20/05/2022
Gritos, humilhação e cobranças pelo cumprimento de metas
levaram a caso de burnout
Um bancário mineiro acaba de receber R$ 1,2 milhão do
Bradesco por ter desenvolvido quadros depressivos graves e burnout decorrentes
da pressão diária pelo cumprimento de metas e resultados.
O valor inclui uma indenização de R$ 50 mil por danos
morais, uma pensão e os salários que ele não recebeu no período em que não foi
autorizado pelo médico da empresa a voltar ao trabalho, mas teve o
auxílio-doença do INSS negado (o chamado limbo previdenciário, quando o
profissional não consegue receber alta do médico da empresa para voltar ao
trabalho e também fica sem o benefício previdenciário).
No processo que apresentou contra o banco na Justiça do
Trabalho, o ex-funcionário contou que era cobrado diariamente em reuniões e
conferências do cumprimento de metas que incluíam a venda de produtos a
clientes.
Com frequência, segundo relatou na ação, essas cobranças
vinham acompanhadas de gritos e tapas na mesa. Certa vez, disse, chegou a ser
chamado de analfabeto por um superior.
Procurado, o Bradesco disse que não vai comentar.
Funcionário do extinto Bamerindus desde os 14 anos, o
bancário tem hoje 50 anos e começou a acumular períodos de afastamento do
trabalho a partir de 2016, sete anos depois da promoção ao cargo de gerente, e
desde 2018 não retoma à função.
Atualmente, ele está aposentado por invalidez pelo INSS
(Instituto Nacional do Seguro Social) –o benefício foi concedido judicialmente
em abril de 2021.
Além dos relatos feitos pelo trabalhador na ação, a Justiça
do Trabalho ouviu outros bancários da mesma agência, que relataram situações
semelhantes, de cobranças diárias, gritos e exposição dos funcionários de
maneira considerada vexatória e humilhante diante de clientes e colegas.
Para a juíza convocada Adriana Goulart de Sena Orsini,
relatora do processo no TRT-3 (Tribunal Regional do Trabalho da 3ª Região), o
conjunto de provas (depoimentos, laudos e relatórios médicos) permite afirmar
que as condições de trabalho agravaram o quadro de saúde do bancário.
"[Ao bancário] era imposto um alto padrão de responsabilidade,
tanto pela função de gerente, quanto pela cobrança excessiva de metas, além de
jornada estendida", escreveu, no relatório, "sendo possível avaliar o
quanto as condições de trabalho possam ter interferido na
saúde mental do reclamante."
No TRT-3, a indenização por dano moral foi aumentada de R$
20 mil, valor definido pela 3ª Vara do Trabalho de Pouso Alegre, para R$ 50
mil.
A advogada Lariane Del Vecchio, do escritório Aith, Badari e
Luchin, que representou o trabalhador, diz que, no processo, foi importante
demonstrar como, até a promoção de cargo, ele não manifestava quaisquer
transtornos e era tido por colegas e subordinados como uma pessoa tranquila e
disposta.
Para a defesa do trabalhador, o banco não só ignorou seu
quadro psiquiátrico, como acabou tendo papel ativo na piora.

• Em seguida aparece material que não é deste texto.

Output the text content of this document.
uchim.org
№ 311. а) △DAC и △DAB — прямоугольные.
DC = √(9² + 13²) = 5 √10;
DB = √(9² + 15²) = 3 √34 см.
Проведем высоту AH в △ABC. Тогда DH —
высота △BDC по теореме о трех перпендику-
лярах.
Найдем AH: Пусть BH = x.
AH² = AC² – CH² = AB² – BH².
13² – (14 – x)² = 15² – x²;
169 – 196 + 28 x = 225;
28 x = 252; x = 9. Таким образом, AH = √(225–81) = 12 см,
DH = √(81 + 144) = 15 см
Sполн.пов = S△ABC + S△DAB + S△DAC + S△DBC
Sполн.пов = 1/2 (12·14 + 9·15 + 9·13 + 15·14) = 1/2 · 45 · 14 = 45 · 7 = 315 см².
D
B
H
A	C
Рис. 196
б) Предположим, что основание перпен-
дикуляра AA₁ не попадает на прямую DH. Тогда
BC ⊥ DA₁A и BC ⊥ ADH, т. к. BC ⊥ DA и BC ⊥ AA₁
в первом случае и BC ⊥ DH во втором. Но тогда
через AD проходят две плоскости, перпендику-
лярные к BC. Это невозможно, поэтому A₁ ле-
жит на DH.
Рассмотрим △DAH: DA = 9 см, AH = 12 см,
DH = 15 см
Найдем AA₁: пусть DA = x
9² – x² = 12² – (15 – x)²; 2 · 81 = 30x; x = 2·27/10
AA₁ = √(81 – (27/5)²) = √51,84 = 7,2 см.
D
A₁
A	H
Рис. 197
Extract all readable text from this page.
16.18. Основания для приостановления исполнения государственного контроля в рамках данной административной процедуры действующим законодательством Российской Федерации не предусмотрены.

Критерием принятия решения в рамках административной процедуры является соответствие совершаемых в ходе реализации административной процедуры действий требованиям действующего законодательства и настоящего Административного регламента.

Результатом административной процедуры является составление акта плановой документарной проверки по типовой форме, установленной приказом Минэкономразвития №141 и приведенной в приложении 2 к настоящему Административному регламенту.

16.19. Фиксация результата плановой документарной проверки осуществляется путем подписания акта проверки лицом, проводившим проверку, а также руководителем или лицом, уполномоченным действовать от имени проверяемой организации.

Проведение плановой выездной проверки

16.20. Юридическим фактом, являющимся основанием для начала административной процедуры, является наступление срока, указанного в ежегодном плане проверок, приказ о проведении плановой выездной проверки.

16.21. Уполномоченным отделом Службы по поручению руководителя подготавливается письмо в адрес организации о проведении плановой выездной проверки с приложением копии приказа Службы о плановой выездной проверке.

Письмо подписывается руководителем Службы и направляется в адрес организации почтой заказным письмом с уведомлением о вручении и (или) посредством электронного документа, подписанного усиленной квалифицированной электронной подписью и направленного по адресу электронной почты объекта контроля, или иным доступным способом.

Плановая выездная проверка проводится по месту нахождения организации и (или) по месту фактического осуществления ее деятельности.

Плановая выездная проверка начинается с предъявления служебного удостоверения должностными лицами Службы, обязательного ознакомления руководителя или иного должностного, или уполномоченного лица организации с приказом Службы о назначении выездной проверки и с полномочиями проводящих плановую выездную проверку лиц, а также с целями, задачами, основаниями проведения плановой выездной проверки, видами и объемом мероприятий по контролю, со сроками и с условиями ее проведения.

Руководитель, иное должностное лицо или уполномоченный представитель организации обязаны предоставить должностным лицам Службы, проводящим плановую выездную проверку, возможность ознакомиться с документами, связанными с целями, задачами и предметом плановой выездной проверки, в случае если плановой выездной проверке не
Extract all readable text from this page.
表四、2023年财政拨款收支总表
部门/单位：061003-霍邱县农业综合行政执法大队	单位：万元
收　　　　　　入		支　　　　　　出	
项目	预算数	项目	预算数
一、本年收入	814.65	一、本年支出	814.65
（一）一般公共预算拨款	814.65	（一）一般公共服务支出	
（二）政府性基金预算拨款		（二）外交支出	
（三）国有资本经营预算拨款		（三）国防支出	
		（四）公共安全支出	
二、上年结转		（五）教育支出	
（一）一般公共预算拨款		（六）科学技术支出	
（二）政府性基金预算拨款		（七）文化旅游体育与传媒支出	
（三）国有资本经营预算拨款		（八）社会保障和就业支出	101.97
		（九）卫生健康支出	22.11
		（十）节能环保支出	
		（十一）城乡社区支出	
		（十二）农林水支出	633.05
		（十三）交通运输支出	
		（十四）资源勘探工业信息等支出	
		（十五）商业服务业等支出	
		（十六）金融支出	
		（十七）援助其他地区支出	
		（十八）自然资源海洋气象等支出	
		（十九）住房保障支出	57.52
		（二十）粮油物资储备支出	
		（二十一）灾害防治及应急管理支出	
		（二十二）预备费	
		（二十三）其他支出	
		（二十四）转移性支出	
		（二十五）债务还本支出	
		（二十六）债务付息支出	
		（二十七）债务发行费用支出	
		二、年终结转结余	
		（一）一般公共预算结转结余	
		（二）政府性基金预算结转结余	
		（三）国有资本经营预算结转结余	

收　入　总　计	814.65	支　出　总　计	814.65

Quando estava em seu segundo período de licença médica, o
bancário foi procurado por uma superior. Segundo a advogada, essa chefe pediu
que ele retornasse ao trabalho e prometeu que ele seria transferido de função,
o que nunca aconteceu.
"Hoje ele não consegue passar em frente ao banco. Vive
em constante tratamento. Então é uma situação que afetou sua integridade
física, além da psicológica", afirma.
A pensão pedida pela defesa do trabalhador foi o que
garantiu a ele o pagamento acima de R$ 1 milhão. O banco teve que pagar as
diferenças mensais entre o benefício pago pelo INSS e o valor de seu último
salário, calculados até ele completar 73 anos (a expectativa de vida média,
segundo o IBGE).
"O pensionamento é necessário porque ele teve redução
da sua capacidade de trabalhar. Não vai mais ter horas extras, não vai subir de
cargo ou ter outras chances de promoção."
Para a Justiça do Trabalho, o Bradesco foi omisso ao não
disponibilizar condições adequadas de trabalho ao funcionário.
Em 1º de janeiro deste ano, a síndrome ganhou nova e mais
detalhada descrição na CID-11 (Classificação Internacional de Doenças). De uma
condição de saúde, ela passa a ser descrita como fenômeno ocupacional, no
índice de "problemas associados com estar empregado ou desempregado".